Although Old Campus has resembled a carnival all this week, on Saturday it will open its gates to host a special event for the New Haven community.
Communiversity Day is an annual event sponsored by the Yale chapter of Alpha Phi Omega, a national co-ed community service fraternity. Saturday’s event will feature a community action bazaar, a kids’ carnival, entertainment and free food for New Haven residents.
Alpha Phi Omega coordinator Julie Ehrlich ’03 said Communiversity Day is a chance for New Haven residents to come and see what New Haven and Yale have to offer.
“I think that this is one of the only days of the year that Yale is open to the community on the community’s terms,” Ehrlich said. “Even though the relationship between the town and the University is so much better than it was 20 years ago when the event was started, these relations are still really important to keep up.”
Michael Morand, the associate vice president in the Office of New Haven and State Affairs, said in an e-mail that his office supports Communiversity Day financially and logistically.

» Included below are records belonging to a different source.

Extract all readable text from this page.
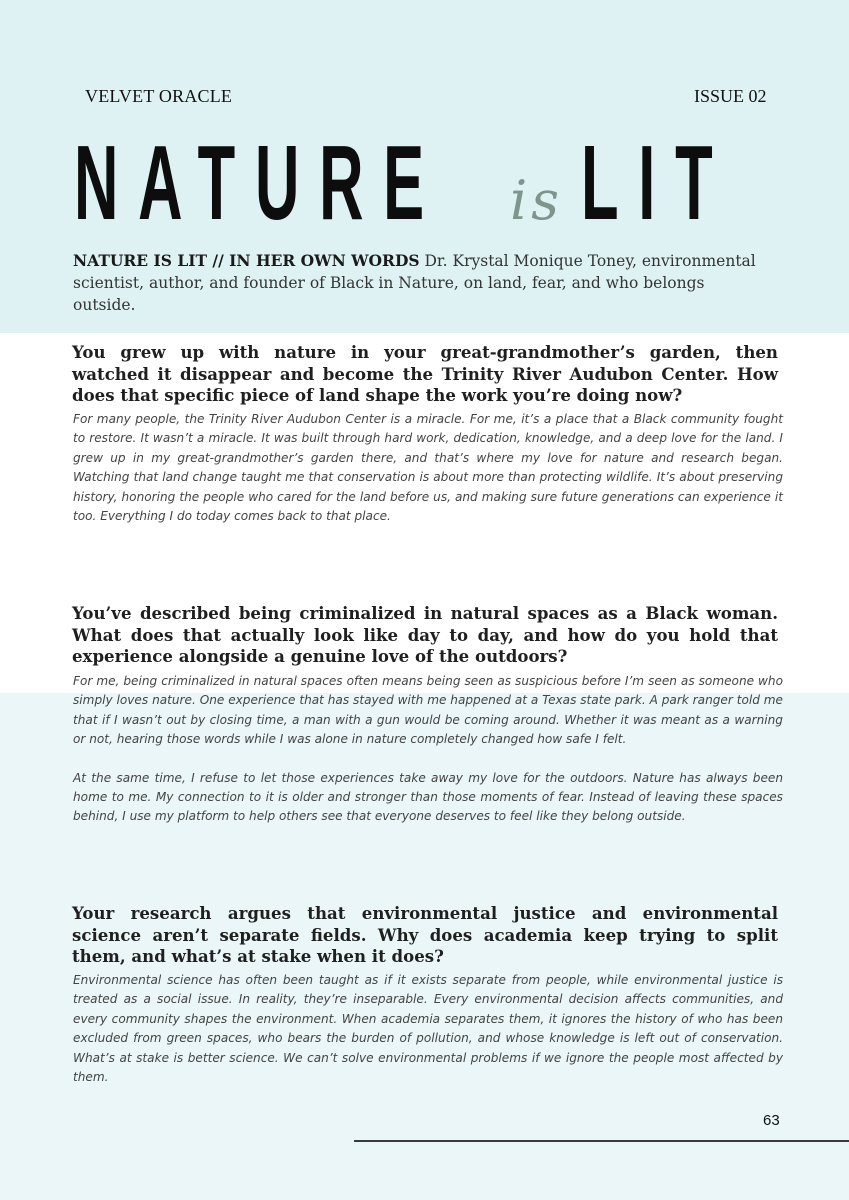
VELVET ORACLE	ISSUE 02
NATURE is LIT
NATURE IS LIT // IN HER OWN WORDS Dr. Krystal Monique Toney, environmental scientist, author, and founder of Black in Nature, on land, fear, and who belongs outside.
You grew up with nature in your great-grandmother’s garden, then watched it disappear and become the Trinity River Audubon Center. How does that specific piece of land shape the work you’re doing now?

For many people, the Trinity River Audubon Center is a miracle. For me, it’s a place that a Black community fought to restore. It wasn’t a miracle. It was built through hard work, dedication, knowledge, and a deep love for the land. I grew up in my great-grandmother’s garden there, and that’s where my love for nature and research began. Watching that land change taught me that conservation is about more than protecting wildlife. It’s about preserving history, honoring the people who cared for the land before us, and making sure future generations can experience it too. Everything I do today comes back to that place.

You’ve described being criminalized in natural spaces as a Black woman. What does that actually look like day to day, and how do you hold that experience alongside a genuine love of the outdoors?

For me, being criminalized in natural spaces often means being seen as suspicious before I’m seen as someone who simply loves nature. One experience that has stayed with me happened at a Texas state park. A park ranger told me that if I wasn’t out by closing time, a man with a gun would be coming around. Whether it was meant as a warning or not, hearing those words while I was alone in nature completely changed how safe I felt.

At the same time, I refuse to let those experiences take away my love for the outdoors. Nature has always been home to me. My connection to it is older and stronger than those moments of fear. Instead of leaving these spaces behind, I use my platform to help others see that everyone deserves to feel like they belong outside.

Your research argues that environmental justice and environmental science aren’t separate fields. Why does academia keep trying to split them, and what’s at stake when it does?

Environmental science has often been taught as if it exists separate from people, while environmental justice is treated as a social issue. In reality, they’re inseparable. Every environmental decision affects communities, and every community shapes the environment. When academia separates them, it ignores the history of who has been excluded from green spaces, who bears the burden of pollution, and whose knowledge is left out of conservation. What’s at stake is better science. We can’t solve environmental problems if we ignore the people most affected by them.

63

He added that the bonds between Yale and New Haven are stronger than ever.
“Under President [Richard] Levin’s leadership, Yale is making sustained contributions to a strong New Haven, with a retail downtown, 500 new homeowners in the Yale Homebuyer Program, and more than 1,000 jobs in biotech companies from Yale research,” Morand said. “Communiversity Day provides yet another way to celebrate these ties that bind New Haven and its hometown university.”
Entertainment will be provided by both Yale and New Haven groups. Ehrlich said that Yale a cappella group Something Extra, Yale Unity, the Anti-Gravity Society and the Troup Middle School drill team will perform.
Groups such as the New Haven Reads Book Bank, AIDS Project New Haven and various mentoring programs will participate in the community action bazaar, Ehrlich said.
Dwight Hall’s Education Network Coordinator Lauren Keane ’03 said in an e-mail that Communiversity Day is the only day the University actively invites the community onto campus.
“I think [Communiversity Day is] an important acknowledgement of Yale’s attempts to connect with New Haven on a more meaningful level, but equally importantly, a way to recognize that the relationship goes both ways — New Haven has plenty to give Yale and Yalies as well,” Keane said.
Keane added that event should not be seen Yale self-promotion, but instead as a chance for Yale and New Haven to learn about each other.
“I think it’s important that we not look at Communiversity Day as a [public relations] move for Yale to showcase everything it does in New Haven, but more as a chance for the two to come together and check each other out,” she said.
Alpha Phi Omega member Joshua Bloom ’03 said he would like the event to increase Yale student involvement in the community.
“Hopefully, it will bring more Yale students into the fold and get them interested in how they can help out,” Bloom said.
Ehrlich said she hoped the event would be bigger than in previous years because every New Haven school child got a flyer about Communiversity Day, and the event was advertised on WYBC radio.